Gut, es ist letztlich nicht nötig es an einer einzigen Person fest zu machen, da es sowieso eher schwierig oder unmöglich ist, diesen ersten zu finden. Ob schon die ottonische Zeit solch eine gemeinsame Identität schuf ist fraglich, zumindest entwickelten einige Kreise solch eine Identität. Zu fragen wäre dann allerdings auch, ob sie sich mit der unsrigen deckt.
 
Hallo zusammen,

ich habe da mal eine Frage:
Nun sind ja viele Griechen, Römer, Trojaner, vereinzelt auch Personen von noch älteren Hochkulturen wie König Minos von Kreta oder König Gilgamesch von Uruk namentlich bekannt, oder es existieren sogar Geschichten zu diesen Personen.
Die Germanen haben ja nun wohl in der Antike (schon gar nicht davor) nichts aufgeschrieben. Was wir wissen beruht eher auf Aufzeichnungen von Geschichtsschreibern anderer Kulturen.
Aber wie ist das? Wann wurde ein "Deutscher" zuerst aus dem eigenen Kulturkeis erwähnt, über welche Person wurde mal als erstes berichtet?
Danke für euer Interesse!

Viele Grüße - Michael
Gefragt ist also nach der namentlichen Erwähnung eines Menschen aus dem deutschen "Sprachraum" von einem Menschen aus dem deutschen Sprachraum. Und beide bezeichnen sich selbst als Deutsche. Und ich denke, da sollte man dann so mal im 18.Jahrhundert oder später mit der Suche beginnen ....
 
ich würde das anders formulieren: ab wann ist eine kollektive Identität im Sinne der gemeinsamen Zugehörigkeit zu einer Ethnie namens "Deutsche" nachweisbar oder zumindest wahrscheinlich - und da haben wir doch schon ungefähr die ottonische Zeit eingekreist (davor ist weniger wahrscheinlich)

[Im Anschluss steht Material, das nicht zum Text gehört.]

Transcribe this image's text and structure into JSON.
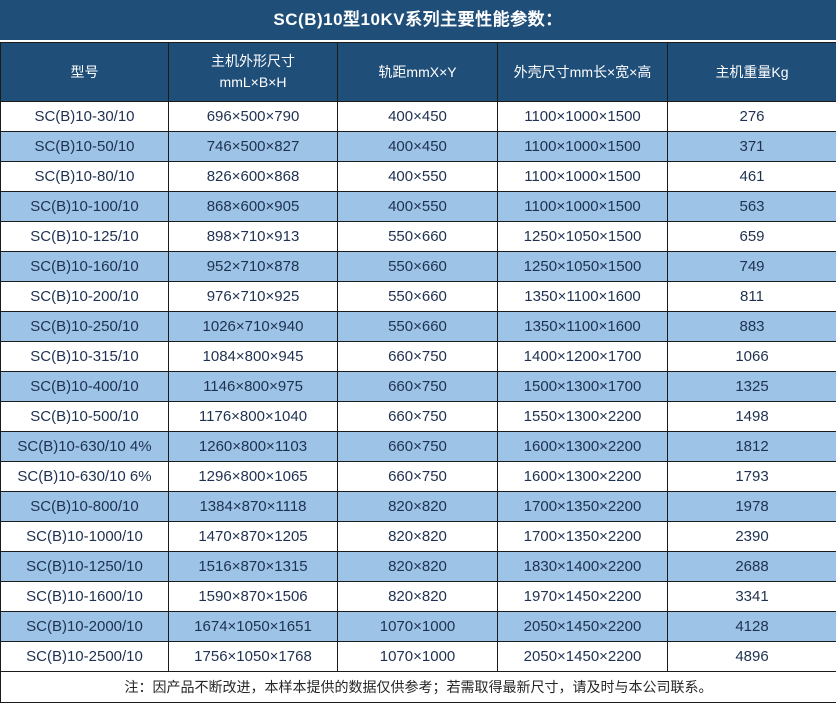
{
  "title": "SC(B)10型10KV系列主要性能参数：",
  "colors": {
    "header_bg": "#1F4E79",
    "row_alt_bg": "#9DC3E6",
    "header_text": "#ffffff",
    "cell_text": "#1F3150",
    "border": "#1b1b1b"
  },
  "table": {
    "headers": [
      {
        "label": "型号"
      },
      {
        "label": "主机外形尺寸",
        "label2": "mmL×B×H"
      },
      {
        "label": "轨距mmX×Y"
      },
      {
        "label": "外壳尺寸mm长×宽×高"
      },
      {
        "label": "主机重量Kg"
      }
    ],
    "column_keys": [
      "model",
      "main-dimensions",
      "rail-gauge",
      "shell-dimensions",
      "weight"
    ],
    "rows": [
      [
        "SC(B)10-30/10",
        "696×500×790",
        "400×450",
        "1100×1000×1500",
        "276"
      ],
      [
        "SC(B)10-50/10",
        "746×500×827",
        "400×450",
        "1100×1000×1500",
        "371"
      ],
      [
        "SC(B)10-80/10",
        "826×600×868",
        "400×550",
        "1100×1000×1500",
        "461"
      ],
      [
        "SC(B)10-100/10",
        "868×600×905",
        "400×550",
        "1100×1000×1500",
        "563"
      ],
      [
        "SC(B)10-125/10",
        "898×710×913",
        "550×660",
        "1250×1050×1500",
        "659"
      ],
      [
        "SC(B)10-160/10",
        "952×710×878",
        "550×660",
        "1250×1050×1500",
        "749"
      ],
      [
        "SC(B)10-200/10",
        "976×710×925",
        "550×660",
        "1350×1100×1600",
        "811"
      ],
      [
        "SC(B)10-250/10",
        "1026×710×940",
        "550×660",
        "1350×1100×1600",
        "883"
      ],
      [
        "SC(B)10-315/10",
        "1084×800×945",
        "660×750",
        "1400×1200×1700",
        "1066"
      ],
      [
        "SC(B)10-400/10",
        "1146×800×975",
        "660×750",
        "1500×1300×1700",
        "1325"
      ],
      [
        "SC(B)10-500/10",
        "1176×800×1040",
        "660×750",
        "1550×1300×2200",
        "1498"
      ],
      [
        "SC(B)10-630/10 4%",
        "1260×800×1103",
        "660×750",
        "1600×1300×2200",
        "1812"
      ],
      [
        "SC(B)10-630/10 6%",
        "1296×800×1065",
        "660×750",
        "1600×1300×2200",
        "1793"
      ],
      [
        "SC(B)10-800/10",
        "1384×870×1118",
        "820×820",
        "1700×1350×2200",
        "1978"
      ],
      [
        "SC(B)10-1000/10",
        "1470×870×1205",
        "820×820",
        "1700×1350×2200",
        "2390"
      ],
      [
        "SC(B)10-1250/10",
        "1516×870×1315",
        "820×820",
        "1830×1400×2200",
        "2688"
      ],
      [
        "SC(B)10-1600/10",
        "1590×870×1506",
        "820×820",
        "1970×1450×2200",
        "3341"
      ],
      [
        "SC(B)10-2000/10",
        "1674×1050×1651",
        "1070×1000",
        "2050×1450×2200",
        "4128"
      ],
      [
        "SC(B)10-2500/10",
        "1756×1050×1768",
        "1070×1000",
        "2050×1450×2200",
        "4896"
      ]
    ],
    "note": "注：因产品不断改进，本样本提供的数据仅供参考；若需取得最新尺寸，请及时与本公司联系。"
  }
}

Ich wäre ja sehr gespannt zu erfahren, wer von den entsprechenden Historikern das so sieht?

Es geht nur darum, wann der erste Mensch sich und seine Mitmenschen als Deutsche sah oder von anderen so gesehen wurden. Ich denke, das ist durchaus interessant.

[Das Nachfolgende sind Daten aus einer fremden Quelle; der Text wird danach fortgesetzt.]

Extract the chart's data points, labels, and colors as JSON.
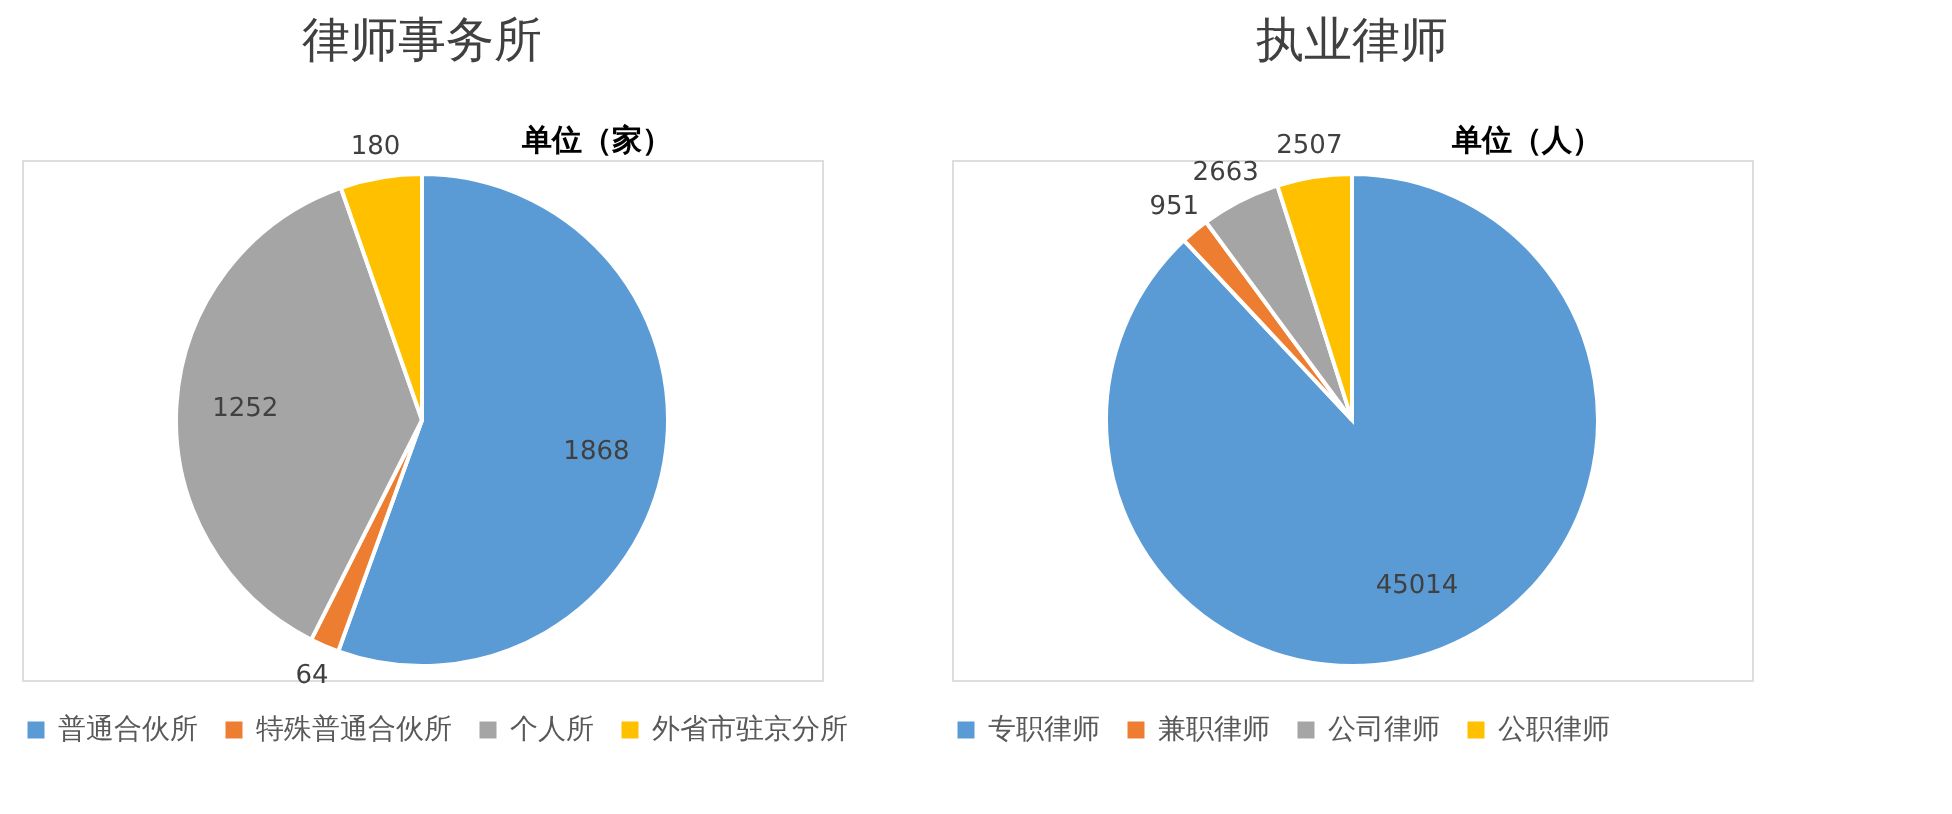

Nein geht es nicht, weil hier von kollektiver Identität gesprochen wurde.

Also folgende Fragen zur angeblichen kollektiven Identität der Deutschen im "Mittelalter":
- Was sind die Inhalte der kollektiven Identität der "Deutschen"?
- Wer sind die historischen Träger dieser kollektiven Identität bei den Eliten?
- Wie verhält sich die staatliche Formierung des HRRdN dazu? Stichwort: Partikularismus
- Wer vermittelt diese Inhalte an die Bevölkerung?
- Ist die Bevölkerung einer Träger dieser "kollektiven deutschen Identität" gewesen?

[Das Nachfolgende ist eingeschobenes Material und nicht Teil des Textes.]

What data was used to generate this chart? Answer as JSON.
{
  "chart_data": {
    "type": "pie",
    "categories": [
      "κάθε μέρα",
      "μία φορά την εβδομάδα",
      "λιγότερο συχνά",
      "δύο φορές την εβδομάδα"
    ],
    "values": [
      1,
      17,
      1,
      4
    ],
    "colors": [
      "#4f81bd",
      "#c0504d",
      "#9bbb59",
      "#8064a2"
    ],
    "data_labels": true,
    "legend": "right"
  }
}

Das sind nur wenige Fragen, an denen eine empirisch basierte Konstruktion von kollektiver Identität schlichtweg scheitert!

Diese Schlußfolgerung kann ich jetzt nicht nachvollziehen. Da es Deutsche gibt, muß es auch irgendwann einen ersten Deutschen gegeben haben oder etwa nicht?

Lehnt sich das ein wenig gedanklich an die Schöpfungsgeschichte an? So eine Art germanischen Adam? Nein Spass beiseite.

Die Entwicklung des deutschen Nationalismus ist ein Prozess, der über mehrere Jahrhunderte während der Neuzeit stattfand.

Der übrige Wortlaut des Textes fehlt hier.